Sunday, September 16, 2012

Markets Analysis 9/15/12

I was looking back at the Up signal I posted on the India fund (IIF) back in 6/15/12 end-of-day. Since then it has weaved its way up from $14.62 to $17.11, a quiet but very impressive +17% gain in 3 months. It has also done a couple more impressive things from a technical view point.
- It has taken out the previous high of $15.79, establishing its uptrend. By definition, an uptrend is a series of higher highs.
- It has also climbed its way above the bold black line on the chart, its 200 day exponential moving average. Nice…The markets have taken note of that. See chart posted below.
Being cautious, if someone was looking to enter now, I would take a small position and wait for the pullback to add to.

Needless to say, let me contrast this move with the chart on SPY (S&P500), which too has been pointed long by my technicals since 7/2/12. In the chart posted below, there was a second confirming Up signal on SPY on 7/30/12. Right now, it has taken out its previous high and is starting to smell some rarified air above. The chart on SPY is clearly stronger than IIF which has been struggling for months dipping lower and lower and staying below its 200 day exp moving average.  

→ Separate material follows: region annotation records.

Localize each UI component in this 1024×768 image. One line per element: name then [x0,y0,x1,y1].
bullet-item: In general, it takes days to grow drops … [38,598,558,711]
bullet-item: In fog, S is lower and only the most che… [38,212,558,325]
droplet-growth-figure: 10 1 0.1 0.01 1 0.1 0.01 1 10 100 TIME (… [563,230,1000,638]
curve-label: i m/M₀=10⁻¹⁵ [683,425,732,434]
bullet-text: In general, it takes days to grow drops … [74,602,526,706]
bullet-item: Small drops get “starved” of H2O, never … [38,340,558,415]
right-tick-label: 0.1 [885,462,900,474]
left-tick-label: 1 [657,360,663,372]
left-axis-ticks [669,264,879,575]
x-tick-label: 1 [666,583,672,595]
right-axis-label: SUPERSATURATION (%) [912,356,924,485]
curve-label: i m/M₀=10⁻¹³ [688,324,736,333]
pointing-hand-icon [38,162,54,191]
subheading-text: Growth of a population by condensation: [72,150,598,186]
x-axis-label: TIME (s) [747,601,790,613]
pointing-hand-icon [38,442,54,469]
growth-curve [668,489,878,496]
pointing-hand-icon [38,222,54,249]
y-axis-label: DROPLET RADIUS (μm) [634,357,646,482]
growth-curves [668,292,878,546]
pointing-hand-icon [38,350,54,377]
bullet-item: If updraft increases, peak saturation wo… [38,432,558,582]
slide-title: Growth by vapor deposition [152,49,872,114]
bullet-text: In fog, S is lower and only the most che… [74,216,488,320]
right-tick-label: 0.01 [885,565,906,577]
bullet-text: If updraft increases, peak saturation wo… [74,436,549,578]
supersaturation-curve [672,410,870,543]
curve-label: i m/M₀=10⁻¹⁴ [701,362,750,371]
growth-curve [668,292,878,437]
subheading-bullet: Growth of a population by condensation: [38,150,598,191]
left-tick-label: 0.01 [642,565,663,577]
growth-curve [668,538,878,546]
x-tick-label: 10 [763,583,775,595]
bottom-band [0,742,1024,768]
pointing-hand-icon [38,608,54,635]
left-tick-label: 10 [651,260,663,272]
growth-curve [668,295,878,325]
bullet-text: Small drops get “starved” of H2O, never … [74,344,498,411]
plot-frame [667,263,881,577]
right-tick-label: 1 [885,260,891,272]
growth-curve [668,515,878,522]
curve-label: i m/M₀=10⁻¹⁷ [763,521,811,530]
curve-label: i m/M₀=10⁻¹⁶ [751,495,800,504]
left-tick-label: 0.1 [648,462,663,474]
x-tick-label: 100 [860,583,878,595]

What goes high can go higher. The markets loved the fresh dose of QE3 it got from the Feds. My only concern was that 11/12 on the committee voted for the QE3; leaving little doubt that they feel the economy is making a weak recovery and could slip back into a recession. Without the smelling salts, and instead if we chose a harsher and stricter path like the Europeans have done, we would certainly be languishing in another recession – perhaps depression. But this is no political forum. We have come back from an enormous chasm and I am just glad that my portfolio is positive. I will also keep my enthusiasm down and make sure we not give up these gains. October through the end of this year is usually a positive period. Let’s hope that’s how it plays out.